In our “Incredible power of proteins” series, we highlight recent protein and proteomics research findings showing the incredible ways proteins, and the entire proteome, drive biological processes and alter cellular systems to achieve their effects. In this post, we cover new research into a protein called fibroblast growth factor 21 (FGF21) showing how it can counteract some of the symptoms of inebriation in mice. That’s potentially good news for revelers who overindulge, but deeper knowledge of FGF21 and its place within the proteome are likely needed to build on this finding.
In a study published in Cell Metabolism, researchers found that giving mice extra FGF21, helped them recover more quickly after a simulated night of drinking. FGF21 is naturally found in both mice and humans and is made in the liver in response to various kinds of stress including starvation, protein deficiency, and alcohol. One study published in Molecular Metabolism in 2018 showed FGF21 levels in humans tripled after moderate drinking. Previous studies in mice found that FGF21 suppressed their desire to drink alcohol, promoted drinking water, and protected against alcohol-induced liver injury. If these functions are conserved in humans, FGF21 might be able to help us deal with the lingering effects of alcohol as well.
Of course FGF21, is just one of the tens of thousands of proteins in the human body, many of which have roles we still don’t fully understand. Applying this current research to humans requires going deeper into the proteome, or the collection of all the proteins in a cell, organism, or sample. That’s where new proteomics tools that truly capture an entire proteome come in.
With next-generation proteomics technologies capable of assessing the diversity of the proteome in any sample, we’ll be able to see what proteins are present, how they interact with other proteins, and how their abundances change over time. That kind of information isn’t typically available to scientists right now, but it soon could be.
In the latest study, the researchers looked to see what happened both when they gave alcohol to mice engineered to lack the FGF21 protein, and when they gave regular mice supplements of the protein after drinking.
They found that, after being given a dose of ethanol, the mice that couldn’t make FGF21 took longer to recover their balance and ability to land upright than control mice that did have the protein. Giving mice extra FGF21 had the opposite effect: These mice recovered more quickly from the effects of the ethanol.
The takeaway, say the researchers, is that the FGF21 protein has an “anti-intoxicant” effect on mice, wiping away some of the ill effects of the alcohol. They think it’s likely because FGF21 directly activates neurons in the brain that regulate arousal and alertness, helping them recover from intoxication more quickly.
Given its ability to counteract some of the effects of alcohol, FGF21 could be one candidate to help treat alcohol poisoning in the future, the authors suggest. Before we get to that point, though, we’ll need to better understand exactly what FGF21 does in the body, and how it interacts with the liver and brain. That’s where proteomics can come in.
Using proteomics, researchers can look to see where a protein is present, in what quantities, and how these change over time. This kind of proteomic analysis is key to discovering exactly what a protein’s function is, and how it responds to and affects other components of the body.
For example, it’s still unclear how FGF21 crosses the blood-brain barrier in mice to reach neurons. Using proteomics, as well as other multiomics techniques, we could watch to see exactly what’s happening at this critical step. Similarly, watching how levels of FGF21 change before, during, and after alcohol consumption could provide even more detail about how it works, and what its role is. Investigating the proteome might also reveal other proteins that are produced by the body in response to alcohol. This could show us how to prevent some of the downsides of alcohol consumption like liver damage, and potentially even hangovers.

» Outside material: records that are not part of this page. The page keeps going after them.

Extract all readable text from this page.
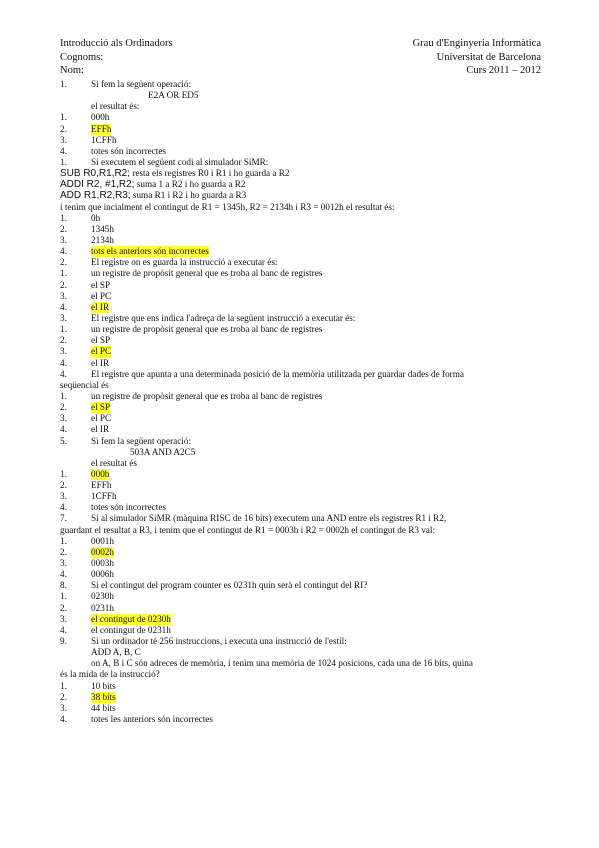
Introducció als Ordinadors	Grau d'Enginyeria Informàtica
Cognoms:	Universitat de Barcelona
Nom:	Curs 2011 – 2012
1.	Si fem la següent operació:
E2A OR ED5
el resultat és:
1.	000h
2.	EFFh
3.	1CFFh
4.	totes són incorrectes
1.	Si executem el següent codi al simulador SiMR:
SUB R0,R1,R2; resta els registres R0 i R1 i ho guarda a R2
ADDI R2, #1,R2; suma 1 a R2 i ho guarda a R2
ADD R1,R2,R3; suma R1 i R2 i ho guarda a R3
i tenim que incialment el contingut de R1 = 1345h, R2 = 2134h i R3 = 0012h el resultat és:
1.	0h
2.	1345h
3.	2134h
4.	tots els anteriors són incorrectes
2.	El registre on es guarda la instrucció a executar és:
1.	un registre de propòsit general que es troba al banc de registres
2.	el SP
3.	el PC
4.	el IR
3.	El registre que ens indica l'adreça de la següent instrucció a executar és:
1.	un registre de propòsit general que es troba al banc de registres
2.	el SP
3.	el PC
4.	el IR
4.	El registre que apunta a una determinada posició de la memòria utilitzada per guardar dades de forma
seqüencial és
1.	un registre de propòsit general que es troba al banc de registres
2.	el SP
3.	el PC
4.	el IR
5.	Si fem la següent operació:
503A AND A2C5
el resultat és
1.	000h
2.	EFFh
3.	1CFFh
4.	totes són incorrectes
7.	Si al simulador SiMR (màquina RISC de 16 bits) executem una AND entre els registres R1 i R2,
guardant el resultat a R3, i tenim que el contingut de R1 = 0003h i R2 = 0002h el contingut de R3 val:
1.	0001h
2.	0002h
3.	0003h
4.	0006h
8.	Si el contingut del program counter es 0231h quin serà el contingut del RI?
1.	0230h
2.	0231h
3.	el contingut de 0230h
4.	el contingut de 0231h
9.	Si un ordinador té 256 instruccions, i executa una instrucció de l'estil:
ADD A, B, C
on A, B i C són adreces de memòria, i tenim una memòria de 1024 posicions, cada una de 16 bits, quina
és la mida de la instrucció?
1.	10 bits
2.	38 bits
3.	44 bits
4.	totes les anteriors són incorrectes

Proteomics is well-positioned to reveal these kinds of insights because it can provide a broad look at all the proteins inside a sample at any given time, as well as zoom in to specific proteins and protein interactions. With proteomic analysis, we could watch how the body responds to alcohol in real time. This level of resolution is important for breaking down complex biological events like inebriation into their component parts, which is necessary to fully understand them.
The promise of proteomics extends far beyond alcohol consumption, of course. The same deeper insights into biological processes that could save humanity from the aftereffects of alcohol can also be put to use in expanding the reach of precision medicine treatments that are tailored to individual patients, or finding new biomarkers for cancers that make drug testing more efficient.
As the field expands, enabled by powerful new tools like the Nautilus Proteome Analysis Platform capable of interrogating the entire proteome of a sample, we’re sure to learn astonishing new things about the proteins that underpin so much of biology. An anti-intoxicant could be one of the least important things we discover.